Source : wastetradestories.org
Comment s’en sortir ?
Cette crise prouve l’urgence d’agir. Il est grand temps que le recyclage devienne une préoccupation majeure pour les gouvernements et que les pays se dotent d’infrastructures suffisantes pour être en capacité de retraiter leurs déchets. De ce côté-là, les restrictions chinoises ont permis un début d’engagement en Europe. Selon Patrick Kornberg, président de Federec métaux non ferreux, l’Europe entre dans une période de transition et investit pour être capable de traiter les déchets sur le continent. Le 1er janvier 2021, la Commission européenne a fait appliquer un nouveau règlement concernant les transferts transfrontaliers de déchets plastiques. Il s’agit de contrôler davantage l’exportation de ces matériaux et de limiter ces transferts aux pays membres de l’OCDE*. Une petite avancée donc puisqu’elle se limite aux matières plastiques mais qui montre une prise de conscience européenne.

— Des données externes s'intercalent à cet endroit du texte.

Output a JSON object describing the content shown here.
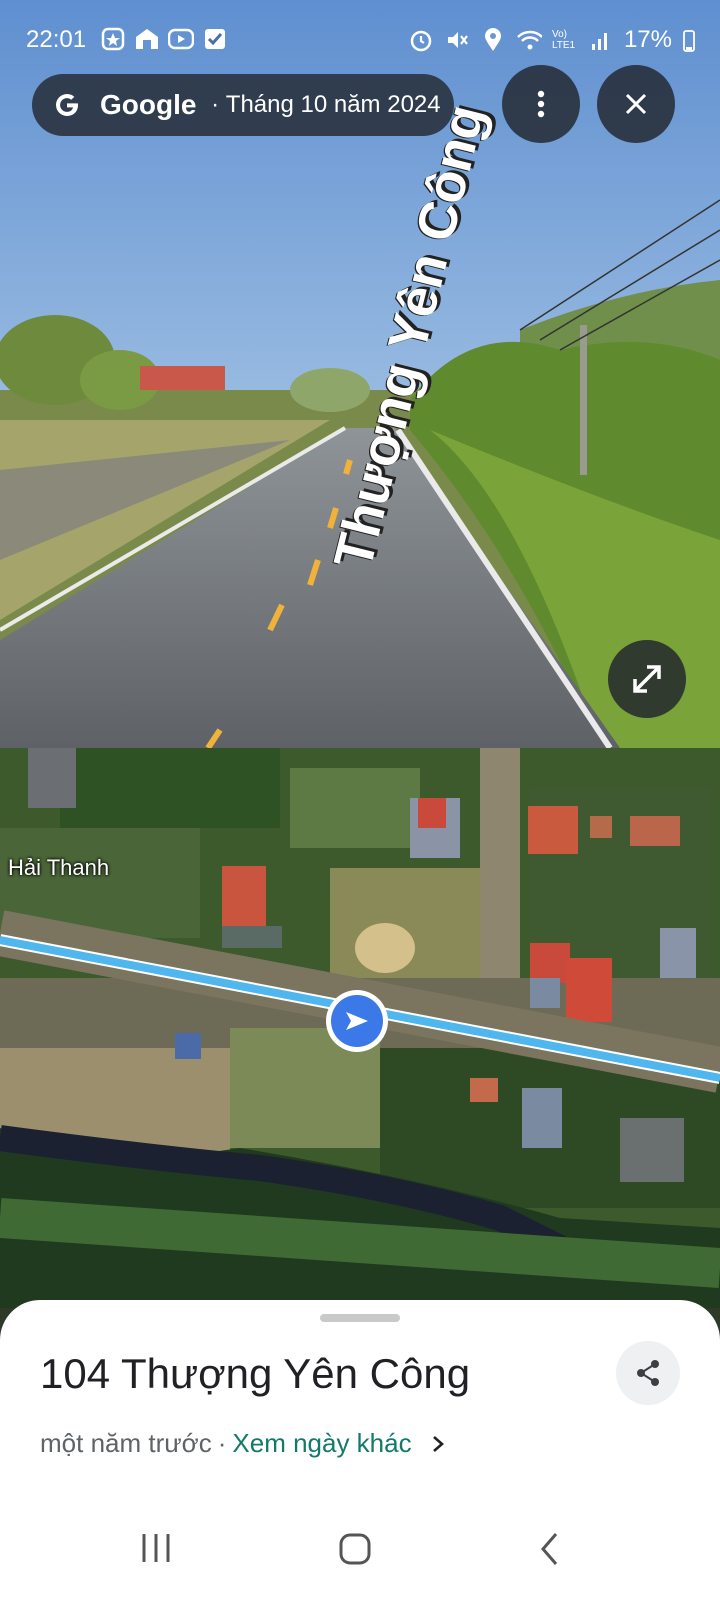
{
  "status_bar": {
    "time": "22:01",
    "battery": "17%",
    "left_icons": [
      "app-icon",
      "home-app-icon",
      "play-icon",
      "check-icon"
    ],
    "right_icons": [
      "alarm-icon",
      "mute-icon",
      "location-icon",
      "wifi-icon",
      "signal-icon",
      "battery-icon"
    ],
    "network_label": "Vo) LTE1"
  },
  "street_view": {
    "brand": "Google",
    "date": "Tháng 10 năm 2024",
    "street_label": "Thượng Yên Công",
    "menu_icon": "more-vert-icon",
    "close_icon": "close-icon",
    "expand_icon": "expand-icon"
  },
  "map": {
    "place_label": "Hải Thanh",
    "route_color": "#4fb7ee",
    "pin_color": "#3b79e8"
  },
  "sheet": {
    "title": "104 Thượng Yên Công",
    "time_ago": "một năm trước",
    "separator": "·",
    "other_dates_link": "Xem ngày khác",
    "share_icon": "share-icon"
  },
  "nav_bar": {
    "icons": [
      "recents-icon",
      "home-icon",
      "back-icon"
    ]
  }
}
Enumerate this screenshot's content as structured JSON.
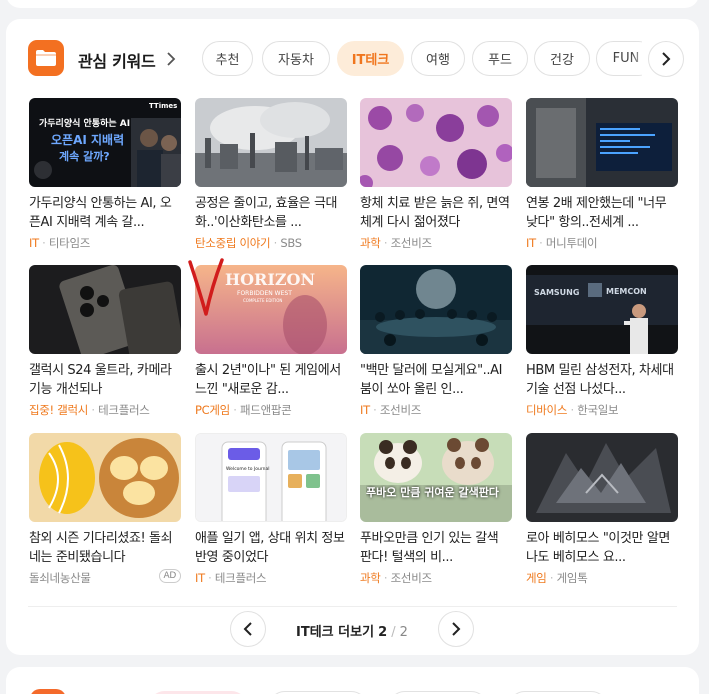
{
  "section": {
    "title": "관심 키워드",
    "chips": [
      {
        "label": "추천",
        "active": false
      },
      {
        "label": "자동차",
        "active": false
      },
      {
        "label": "IT테크",
        "active": true
      },
      {
        "label": "여행",
        "active": false
      },
      {
        "label": "푸드",
        "active": false
      },
      {
        "label": "건강",
        "active": false
      },
      {
        "label": "FUN",
        "active": false
      }
    ],
    "accent_color": "#f0761e",
    "icons": {
      "badge": "folder-icon",
      "title_arrow": "chevron-right-icon",
      "chip_next": "chevron-right-icon"
    }
  },
  "articles": [
    {
      "title": "가두리양식 안통하는 AI, 오픈AI 지배력 계속 갈...",
      "category": "IT",
      "source": "티타임즈",
      "thumb_text": "가두리양식 안통하는 AI 오픈AI 지배력 계속 갈까?",
      "thumb_brand": "TTimes"
    },
    {
      "title": "공정은 줄이고, 효율은 극대화..'이산화탄소를 ...",
      "category": "탄소중립 이야기",
      "source": "SBS"
    },
    {
      "title": "항체 치료 받은 늙은 쥐, 면역체계 다시 젊어졌다",
      "category": "과학",
      "source": "조선비즈"
    },
    {
      "title": "연봉 2배 제안했는데 \"너무 낮다\" 항의..전세계 ...",
      "category": "IT",
      "source": "머니투데이"
    },
    {
      "title": "갤럭시 S24 울트라, 카메라 기능 개선되나",
      "category": "집중! 갤럭시",
      "source": "테크플러스"
    },
    {
      "title": "출시 2년\"이나\" 된 게임에서 느낀 \"새로운 감...",
      "category": "PC게임",
      "source": "패드앤팝콘",
      "thumb_text": "HORIZON",
      "thumb_sub": "FORBIDDEN WEST",
      "thumb_sub2": "COMPLETE EDITION"
    },
    {
      "title": "\"백만 달러에 모실게요\"..AI 붐이 쏘아 올린 인...",
      "category": "IT",
      "source": "조선비즈"
    },
    {
      "title": "HBM 밀린 삼성전자, 차세대 기술 선점 나섰다...",
      "category": "디바이스",
      "source": "한국일보",
      "thumb_text": "SAMSUNG",
      "thumb_sub": "MEMCON"
    },
    {
      "title": "참외 시즌 기다리셨죠! 돌쇠네는 준비됐습니다",
      "category": "",
      "source": "돌쇠네농산물",
      "ad": "AD"
    },
    {
      "title": "애플 일기 앱, 상대 위치 정보 반영 중이었다",
      "category": "IT",
      "source": "테크플러스",
      "thumb_text": "Welcome to Journal"
    },
    {
      "title": "푸바오만큼 인기 있는 갈색 판다! 털색의 비...",
      "category": "과학",
      "source": "조선비즈",
      "thumb_text": "푸바오 만큼 귀여운 갈색판다"
    },
    {
      "title": "로아 베히모스 \"이것만 알면 나도 베히모스 요...",
      "category": "게임",
      "source": "게임톡"
    }
  ],
  "pager": {
    "label": "IT테크 더보기",
    "current": "2",
    "separator": "/",
    "total": "2",
    "icons": {
      "prev": "chevron-left-icon",
      "next": "chevron-right-icon"
    }
  }
}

Après quarante ans de retraitement de déchets, la Chine se retire de la scène mondiale du recyclage. Cette décision marque un tournant important qui donne l’occasion aux principaux acteurs d’assumer enfin leurs responsabilités et d’inverser la tendance.
*L’OCDE réunit des pays Membres et différents partenaires qui travaillant en collaboration des problématiques internationales clés de notre temps.
Telma Valero
Crédits photo : Christopherteh
Étudiante en information communication et espagnol, toujours prête à m’exprimer sur les sujets qui me touchent !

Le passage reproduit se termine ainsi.